The dissenting voices from then, turned into indistinct noise from quotidian actions. The square's scale and aridness serve only the purpose of exalting the statal buildings that confine it and lend themselves to a distant reading. The free circulation of pedestrians is a mere consequence of the ability to shelter cars at subterranean levels, considering the lack of qualified permanence attributes.
The remnants of the convent, given the recession that its cloister represents in the general elevation, should not prescind from its capacity to provide an immersion in a more individual scale.
Complementing the cloister, the proposal legitimates the invasion of the square space — that, in practice, isn't orthogonal due to several obstacles — with the creation of an enclave for introspective contemplation, consociated with the perambulation characteristic of both a cloister and a square. Circumscribing a portion of the plaza contiguous to the convent, should entice a protracted observation of the built heritage and an attentive regard at the one espied at the distance, for future (re)discovery.
The proposed ambulatory gives continuity to the existing one and enlarges the inner yard, enriched with a reflective pool that contains the sky in its slow movement and alludes to the primal function of the convent.
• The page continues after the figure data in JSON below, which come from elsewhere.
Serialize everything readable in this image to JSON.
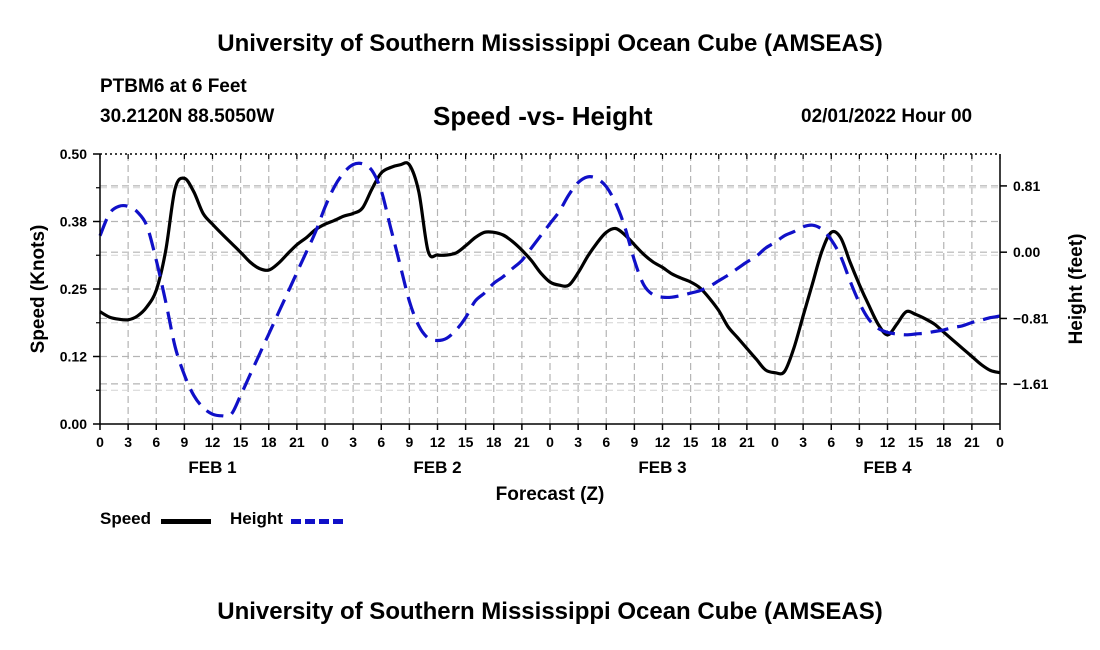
{
  "header": {
    "title": "University of Southern Mississippi Ocean Cube (AMSEAS)",
    "station": "PTBM6 at 6 Feet",
    "coordinates": "30.2120N  88.5050W",
    "subtitle": "Speed -vs- Height",
    "datetime": "02/01/2022 Hour 00"
  },
  "footer": {
    "title": "University of Southern Mississippi Ocean Cube (AMSEAS)"
  },
  "legend": {
    "speed_label": "Speed",
    "height_label": "Height"
  },
  "colors": {
    "speed": "#000000",
    "height": "#1010c8",
    "grid": "#b4b4b4"
  },
  "chart_data": {
    "type": "line",
    "title": "Speed -vs- Height",
    "xlabel": "Forecast (Z)",
    "ylabel": "Speed (Knots)",
    "y2label": "Height (feet)",
    "xlim": [
      0,
      96
    ],
    "ylim": [
      0,
      0.5
    ],
    "y2lim": [
      -2.1,
      1.2
    ],
    "grid": true,
    "legend_position": "bottom-left",
    "x_tick_labels": [
      "0",
      "3",
      "6",
      "9",
      "12",
      "15",
      "18",
      "21",
      "0",
      "3",
      "6",
      "9",
      "12",
      "15",
      "18",
      "21",
      "0",
      "3",
      "6",
      "9",
      "12",
      "15",
      "18",
      "21",
      "0",
      "3",
      "6",
      "9",
      "12",
      "15",
      "18",
      "21",
      "0"
    ],
    "day_labels": [
      {
        "label": "FEB 1",
        "x": 12
      },
      {
        "label": "FEB 2",
        "x": 36
      },
      {
        "label": "FEB 3",
        "x": 60
      },
      {
        "label": "FEB 4",
        "x": 84
      }
    ],
    "y_ticks": [
      "0.00",
      "0.12",
      "0.25",
      "0.38",
      "0.50"
    ],
    "y2_ticks": [
      "0.81",
      "0.00",
      "−0.81",
      "−1.61"
    ],
    "y2_tick_values": [
      0.81,
      0,
      -0.81,
      -1.61
    ],
    "series": [
      {
        "name": "Speed",
        "axis": "left",
        "style": "solid",
        "x": [
          0,
          1,
          2,
          3,
          4,
          5,
          6,
          7,
          8,
          9,
          10,
          11,
          12,
          13,
          14,
          15,
          16,
          17,
          18,
          19,
          20,
          21,
          22,
          23,
          24,
          25,
          26,
          27,
          28,
          29,
          30,
          31,
          32,
          33,
          34,
          35,
          36,
          37,
          38,
          39,
          40,
          41,
          42,
          43,
          44,
          45,
          46,
          47,
          48,
          49,
          50,
          51,
          52,
          53,
          54,
          55,
          56,
          57,
          58,
          59,
          60,
          61,
          62,
          63,
          64,
          65,
          66,
          67,
          68,
          69,
          70,
          71,
          72,
          73,
          74,
          75,
          76,
          77,
          78,
          79,
          80,
          81,
          82,
          83,
          84,
          85,
          86,
          87,
          88,
          89,
          90,
          91,
          92,
          93,
          94,
          95,
          96
        ],
        "values": [
          0.208,
          0.198,
          0.194,
          0.193,
          0.2,
          0.217,
          0.248,
          0.32,
          0.435,
          0.455,
          0.43,
          0.39,
          0.37,
          0.352,
          0.335,
          0.318,
          0.3,
          0.288,
          0.285,
          0.297,
          0.315,
          0.332,
          0.345,
          0.36,
          0.37,
          0.377,
          0.385,
          0.39,
          0.4,
          0.435,
          0.465,
          0.475,
          0.48,
          0.48,
          0.43,
          0.32,
          0.313,
          0.313,
          0.317,
          0.33,
          0.345,
          0.355,
          0.355,
          0.35,
          0.338,
          0.322,
          0.303,
          0.28,
          0.263,
          0.257,
          0.257,
          0.28,
          0.31,
          0.335,
          0.355,
          0.362,
          0.35,
          0.332,
          0.314,
          0.3,
          0.29,
          0.278,
          0.27,
          0.263,
          0.252,
          0.233,
          0.21,
          0.18,
          0.16,
          0.14,
          0.12,
          0.1,
          0.095,
          0.097,
          0.14,
          0.2,
          0.26,
          0.32,
          0.355,
          0.345,
          0.3,
          0.258,
          0.22,
          0.185,
          0.165,
          0.185,
          0.208,
          0.203,
          0.195,
          0.185,
          0.17,
          0.155,
          0.14,
          0.125,
          0.11,
          0.099,
          0.095
        ]
      },
      {
        "name": "Height",
        "axis": "right",
        "style": "dashed",
        "x": [
          0,
          1,
          2,
          3,
          4,
          5,
          6,
          7,
          8,
          9,
          10,
          11,
          12,
          13,
          14,
          15,
          16,
          17,
          18,
          19,
          20,
          21,
          22,
          23,
          24,
          25,
          26,
          27,
          28,
          29,
          30,
          31,
          32,
          33,
          34,
          35,
          36,
          37,
          38,
          39,
          40,
          41,
          42,
          43,
          44,
          45,
          46,
          47,
          48,
          49,
          50,
          51,
          52,
          53,
          54,
          55,
          56,
          57,
          58,
          59,
          60,
          61,
          62,
          63,
          64,
          65,
          66,
          67,
          68,
          69,
          70,
          71,
          72,
          73,
          74,
          75,
          76,
          77,
          78,
          79,
          80,
          81,
          82,
          83,
          84,
          85,
          86,
          87,
          88,
          89,
          90,
          91,
          92,
          93,
          94,
          95,
          96
        ],
        "values": [
          0.2,
          0.47,
          0.56,
          0.56,
          0.49,
          0.32,
          -0.1,
          -0.6,
          -1.15,
          -1.5,
          -1.75,
          -1.9,
          -1.98,
          -2.0,
          -1.98,
          -1.75,
          -1.5,
          -1.25,
          -1.0,
          -0.75,
          -0.5,
          -0.25,
          0.0,
          0.25,
          0.55,
          0.8,
          0.97,
          1.07,
          1.08,
          1.0,
          0.75,
          0.3,
          -0.15,
          -0.6,
          -0.9,
          -1.05,
          -1.08,
          -1.05,
          -0.95,
          -0.8,
          -0.6,
          -0.5,
          -0.38,
          -0.3,
          -0.2,
          -0.1,
          0.05,
          0.2,
          0.35,
          0.5,
          0.7,
          0.85,
          0.92,
          0.9,
          0.8,
          0.6,
          0.3,
          -0.1,
          -0.4,
          -0.52,
          -0.55,
          -0.55,
          -0.53,
          -0.5,
          -0.47,
          -0.42,
          -0.35,
          -0.28,
          -0.2,
          -0.12,
          -0.05,
          0.05,
          0.12,
          0.2,
          0.25,
          0.31,
          0.33,
          0.28,
          0.15,
          -0.05,
          -0.35,
          -0.62,
          -0.82,
          -0.93,
          -0.98,
          -1.0,
          -1.01,
          -1.0,
          -0.99,
          -0.97,
          -0.95,
          -0.92,
          -0.9,
          -0.86,
          -0.83,
          -0.8,
          -0.78
        ]
      }
    ]
  }
}
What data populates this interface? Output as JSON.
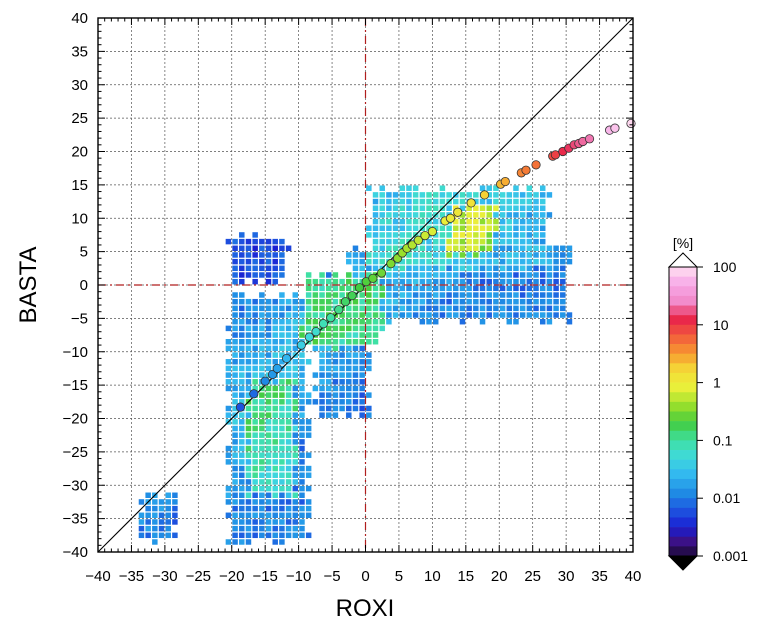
{
  "chart_data": {
    "type": "heatmap",
    "title": "",
    "xlabel": "ROXI",
    "ylabel": "BASTA",
    "xlim": [
      -40,
      40
    ],
    "ylim": [
      -40,
      40
    ],
    "xticks": [
      "−40",
      "−35",
      "−30",
      "−25",
      "−20",
      "−15",
      "−10",
      "−5",
      "0",
      "5",
      "10",
      "15",
      "20",
      "25",
      "30",
      "35",
      "40"
    ],
    "yticks": [
      "40",
      "35",
      "30",
      "25",
      "20",
      "15",
      "10",
      "5",
      "0",
      "−5",
      "−10",
      "−15",
      "−20",
      "−25",
      "−30",
      "−35",
      "−40"
    ],
    "grid": true,
    "reference_lines": {
      "identity": true,
      "x_zero": true,
      "y_zero": true
    },
    "colorbar": {
      "unit": "[%]",
      "labels": [
        "100",
        "10",
        "1",
        "0.1",
        "0.01",
        "0.001"
      ],
      "scale": "log",
      "range": [
        0.001,
        100
      ]
    },
    "density_regions": [
      {
        "x": [
          -21,
          -8
        ],
        "y": [
          -39,
          -1
        ],
        "level": 0.01
      },
      {
        "x": [
          -21,
          -11
        ],
        "y": [
          0,
          8
        ],
        "level": 0.005
      },
      {
        "x": [
          -8,
          1
        ],
        "y": [
          -20,
          2
        ],
        "level": 0.008
      },
      {
        "x": [
          -3,
          31
        ],
        "y": [
          -6,
          6
        ],
        "level": 0.01
      },
      {
        "x": [
          0,
          28
        ],
        "y": [
          2,
          15
        ],
        "level": 0.02
      },
      {
        "x": [
          12,
          20
        ],
        "y": [
          4,
          12
        ],
        "level": 0.3
      },
      {
        "x": [
          -18,
          -10
        ],
        "y": [
          -32,
          -14
        ],
        "level": 0.05
      },
      {
        "x": [
          -10,
          3
        ],
        "y": [
          -10,
          2
        ],
        "level": 0.05
      },
      {
        "x": [
          -34,
          -28
        ],
        "y": [
          -39,
          -31
        ],
        "level": 0.005
      }
    ],
    "mean_points": [
      {
        "x": -18.7,
        "y": -18.3,
        "value": 0.006
      },
      {
        "x": -16.7,
        "y": -16.3,
        "value": 0.008
      },
      {
        "x": -15.0,
        "y": -14.4,
        "value": 0.012
      },
      {
        "x": -13.9,
        "y": -13.4,
        "value": 0.015
      },
      {
        "x": -13.2,
        "y": -12.5,
        "value": 0.018
      },
      {
        "x": -11.8,
        "y": -11.0,
        "value": 0.025
      },
      {
        "x": -9.6,
        "y": -9.0,
        "value": 0.04
      },
      {
        "x": -8.4,
        "y": -7.8,
        "value": 0.05
      },
      {
        "x": -7.4,
        "y": -7.0,
        "value": 0.06
      },
      {
        "x": -6.3,
        "y": -5.8,
        "value": 0.08
      },
      {
        "x": -5.2,
        "y": -4.9,
        "value": 0.1
      },
      {
        "x": -4.0,
        "y": -3.7,
        "value": 0.12
      },
      {
        "x": -3.0,
        "y": -2.5,
        "value": 0.15
      },
      {
        "x": -2.0,
        "y": -1.6,
        "value": 0.17
      },
      {
        "x": -0.9,
        "y": -0.4,
        "value": 0.2
      },
      {
        "x": 0.1,
        "y": 0.5,
        "value": 0.22
      },
      {
        "x": 1.1,
        "y": 1.0,
        "value": 0.25
      },
      {
        "x": 2.4,
        "y": 1.8,
        "value": 0.28
      },
      {
        "x": 3.8,
        "y": 3.2,
        "value": 0.32
      },
      {
        "x": 4.8,
        "y": 4.0,
        "value": 0.36
      },
      {
        "x": 5.5,
        "y": 4.8,
        "value": 0.4
      },
      {
        "x": 6.2,
        "y": 5.5,
        "value": 0.45
      },
      {
        "x": 7.0,
        "y": 6.0,
        "value": 0.5
      },
      {
        "x": 7.9,
        "y": 6.7,
        "value": 0.55
      },
      {
        "x": 8.9,
        "y": 7.4,
        "value": 0.62
      },
      {
        "x": 10.0,
        "y": 8.0,
        "value": 0.7
      },
      {
        "x": 11.9,
        "y": 9.6,
        "value": 0.85
      },
      {
        "x": 12.7,
        "y": 10.0,
        "value": 0.95
      },
      {
        "x": 13.8,
        "y": 10.9,
        "value": 1.1
      },
      {
        "x": 15.8,
        "y": 12.3,
        "value": 1.3
      },
      {
        "x": 17.8,
        "y": 13.5,
        "value": 1.8
      },
      {
        "x": 20.2,
        "y": 15.1,
        "value": 2.3
      },
      {
        "x": 20.9,
        "y": 15.5,
        "value": 2.6
      },
      {
        "x": 23.3,
        "y": 16.8,
        "value": 4
      },
      {
        "x": 24.0,
        "y": 17.2,
        "value": 4.5
      },
      {
        "x": 25.5,
        "y": 18.0,
        "value": 5
      },
      {
        "x": 28.0,
        "y": 19.3,
        "value": 8
      },
      {
        "x": 28.4,
        "y": 19.5,
        "value": 9
      },
      {
        "x": 29.5,
        "y": 20.0,
        "value": 12
      },
      {
        "x": 30.4,
        "y": 20.5,
        "value": 14
      },
      {
        "x": 31.2,
        "y": 21.0,
        "value": 16
      },
      {
        "x": 31.9,
        "y": 21.2,
        "value": 18
      },
      {
        "x": 32.5,
        "y": 21.5,
        "value": 20
      },
      {
        "x": 33.5,
        "y": 21.9,
        "value": 22
      },
      {
        "x": 36.5,
        "y": 23.2,
        "value": 60
      },
      {
        "x": 37.3,
        "y": 23.5,
        "value": 70
      },
      {
        "x": 39.7,
        "y": 24.2,
        "value": 90
      }
    ]
  }
}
A surrounding path is, thus, delineated as a search for silence and interiority. The (re)created northwest aisle — that would be the last one to be crossed — defines, externally, the entrance at north and is paved with broken tiles, as if fallen from the ashlar. Walking over fragments summons, metaphorically, the necessary care to live in community and makes us be aware of the steps we take. Only after this section does the exit to the plaza reveals itself, confronting the judicial buildings, resuming our civil condition. Prolonging the gallery covering to the churchyard creates a galilee where once the choir loft was. By intersecting the portal between the door and the pediment, the front elevation is freed from this ornament that was carved along with the square, divesting it and intensifying the experience in the interior of this richly adorned temple.